Di lokasi, Senin (24/3/2025), terlihat material bangunan seperti sebagian tembok mengalami roboh dan atap rusak berserakan di bawah. Garis polisi pun terlihat terpasang melingkar mulai dari depan hingga belakang rumah Anton yang bekerja sebagai satpam itu.
Kepala Dusun Bojomarto, Kaspur menyebut, peristiwa tersebut terjadi sekitar pukul 22.00 WIB. Saat itu, Anton, istri beserta anaknya berada di rumah.
Baca Juga :Persiapan Pameran, Pelukis di Jombang Pemanasan dengan Gelar Kegiatan Melukis On The Spot
Sedangkan, posisi Anton berada di ruang tamu dan istrinya dalam keadaan hamil besar berada di dalam kamar “Korbannya satu orang (Anton). Istri dan anaknya tidak apa-apa,” jelasnya.
Kaspur belum mengetahui secara pasti petasan tersebut digunakan untuk apa. Namun, ia memastikan bahwa petasan tersebut tidak jual, melainkan untuk sendiri. Menurutnya, biasannya usai Salat Idulfitri pagi hari petasan dinyalakan.
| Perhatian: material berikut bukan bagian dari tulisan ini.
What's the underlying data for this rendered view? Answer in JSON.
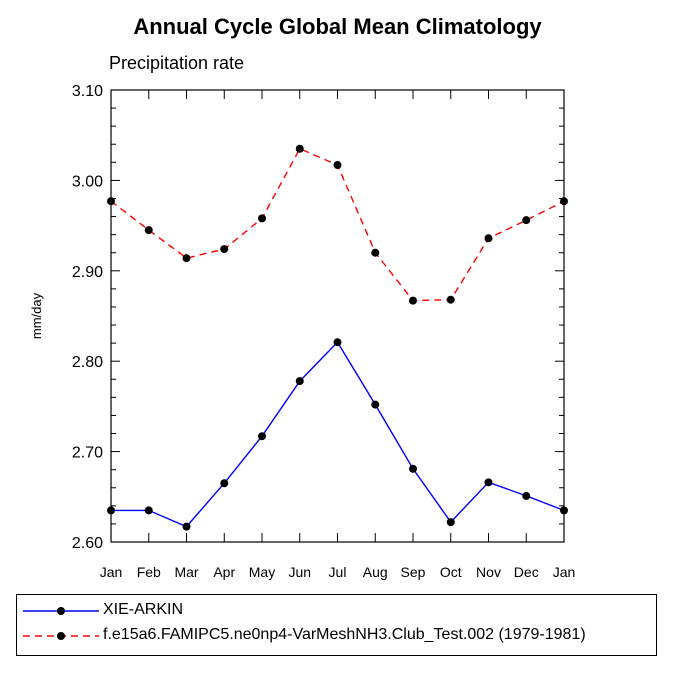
{
  "chart_data": {
    "type": "line",
    "title": "Annual Cycle Global Mean Climatology",
    "subtitle": "Precipitation rate",
    "ylabel": "mm/day",
    "xlabel": "",
    "categories": [
      "Jan",
      "Feb",
      "Mar",
      "Apr",
      "May",
      "Jun",
      "Jul",
      "Aug",
      "Sep",
      "Oct",
      "Nov",
      "Dec",
      "Jan"
    ],
    "ylim": [
      2.6,
      3.1
    ],
    "yticks": [
      "2.60",
      "2.70",
      "2.80",
      "2.90",
      "3.00",
      "3.10"
    ],
    "legend_position": "bottom",
    "series": [
      {
        "name": "XIE-ARKIN",
        "color": "#0000ff",
        "dash": "solid",
        "marker": "filled-circle",
        "values": [
          2.635,
          2.635,
          2.617,
          2.665,
          2.717,
          2.778,
          2.821,
          2.752,
          2.681,
          2.622,
          2.666,
          2.651,
          2.635
        ]
      },
      {
        "name": "f.e15a6.FAMIPC5.ne0np4-VarMeshNH3.Club_Test.002 (1979-1981)",
        "color": "#ff0000",
        "dash": "dashed",
        "marker": "filled-circle",
        "values": [
          2.977,
          2.945,
          2.914,
          2.924,
          2.958,
          3.035,
          3.017,
          2.92,
          2.867,
          2.868,
          2.936,
          2.956,
          2.977
        ]
      }
    ]
  }
}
“Tidak tahu sama sekali,” ucapnya saat disinggung besar atau sedikitnya jumlah petasan.
Ia menambahkan, Anton kesehariannya bekerja sebagai satpam MTS Sanawiyah Kecamatan Purwoasri Kabupaten Kediri. Sedangkan, petasan tersebut dibuat dan dinyalakan oleh pemuda di lingkungan tersebut pada saat lebaran.